Sunday, April 22, 2012

Post Earthquake Haiti and gender-based violence


A censored post from March 2010 when I visited Haiti after the earthquake there. I was reprimanded for publishing this on my private blog. Now that I no longer work there, I've decided to re-publish it.

March 2010

I went out near Cite de Soliel today to visit an obstetric hospital that we have been working in for three weeks. I was completely dismayed at the conditions! I walked in and saw a woman delivering her child in front of me (no curtain, no cloths, she was naked and her “privates” were on display) and the baby was dead so the staff had to put it on the floor, I was told. Another woman right next to our office was lying there moaning covered in blood and gore and no one was around her. I felt like I had walked into hell. The government staff here don't give a shit about the women. The agency I work for is desperately trying to motivate them, improve the quality, and try to prevent some maternal and natal deaths. I can’t imagine recommending that we try to even set up a sexual violence program in a hostile setting like this. Our medical coordinator told me that if they put up curtains to screen the privacy of the women delivering, they’d be in worse trouble because they staff would ignore them and not even see them.

Then I went across the street to the displaced camp across the road from the hospital in the old airport- there were young girls bathing naked outside, horrible gangster types swaggering around the camps sexually harrassing our female water/Sanitation engineer. There was a prison break in Haiti during the earthquake and thousands of extremely violent prisoners busted out and headed back to their old haunts. There are daily battles for turfs in the new camps. Our brave Italian woman goes into the camps almost every day – walking around supervising our staff digging latrines and putting in showers. But the gangsters threaten our staff and collapse the latrines at night so we’ll have to pay them to rebuild it.
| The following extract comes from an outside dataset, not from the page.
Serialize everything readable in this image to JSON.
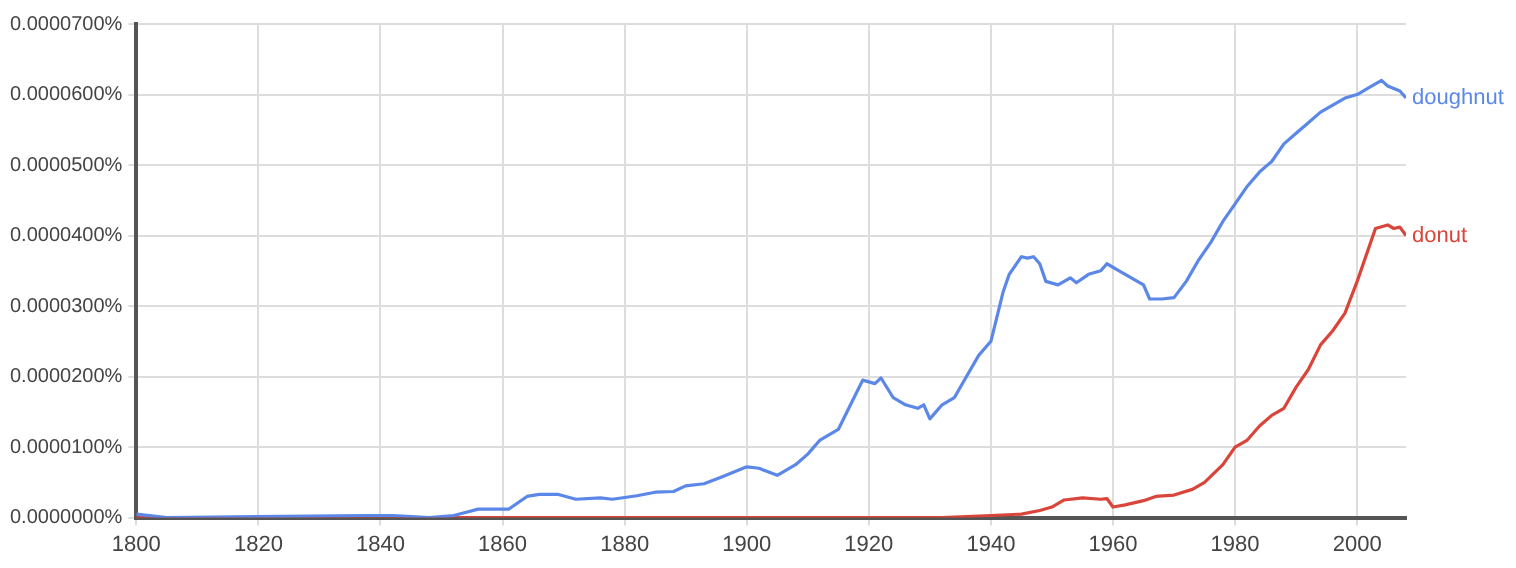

She said she saw a lack of women around and she thought there might be a police action going down that afternoon and the women and children hide to keep from getting caught in the crossfire between the gangsters and the police.

Someone has to get rid of those thugs but the Haitian police are almost as corrupt as the gangsters. We actually had police come into our tent distribution and steal tents from the women and children that we were distributing them to. Our current strategy is to try to encourage the community to resist them. – But they are the victims and victims, by definition are powerless – how can they be expected to resist? We’ll see what we can do – we don’t want to try to push the police to come in there because innocent women and children will be shot. I guess we'll find a way but I think this is where we should be – these people had nothing before the earthquake and they have less now.

I truly believe the adolescent girls are the most at risk in this setting - it's not Darfur where they are raping any woman that goes out to gather firewood. They are yanking young women out of the tents at night if they get "strange ideas in their head from watching them bathe" as the women put it. We're trying like hell to do good Water and Sanitation projects because this issue impacts women the most. I like the idea of a woman's health clinic. If we could focus on family planning, reproductive health, STIs, mental health, and SGBV, we could make a difference. Where we've had mental health programs in similar settings, we've successfully identified SGBV victims- they often show up from the "stress" of dealing with their children or husbands. Even if we're unable to overcome their fear of disclosing that they've been raped or unable to see the numbers everyone thinks is out there, slowly they might come to trust us and seek help. And the rapes aren't going to go away in Haiti. They were there before the earthquake and will be there afterward.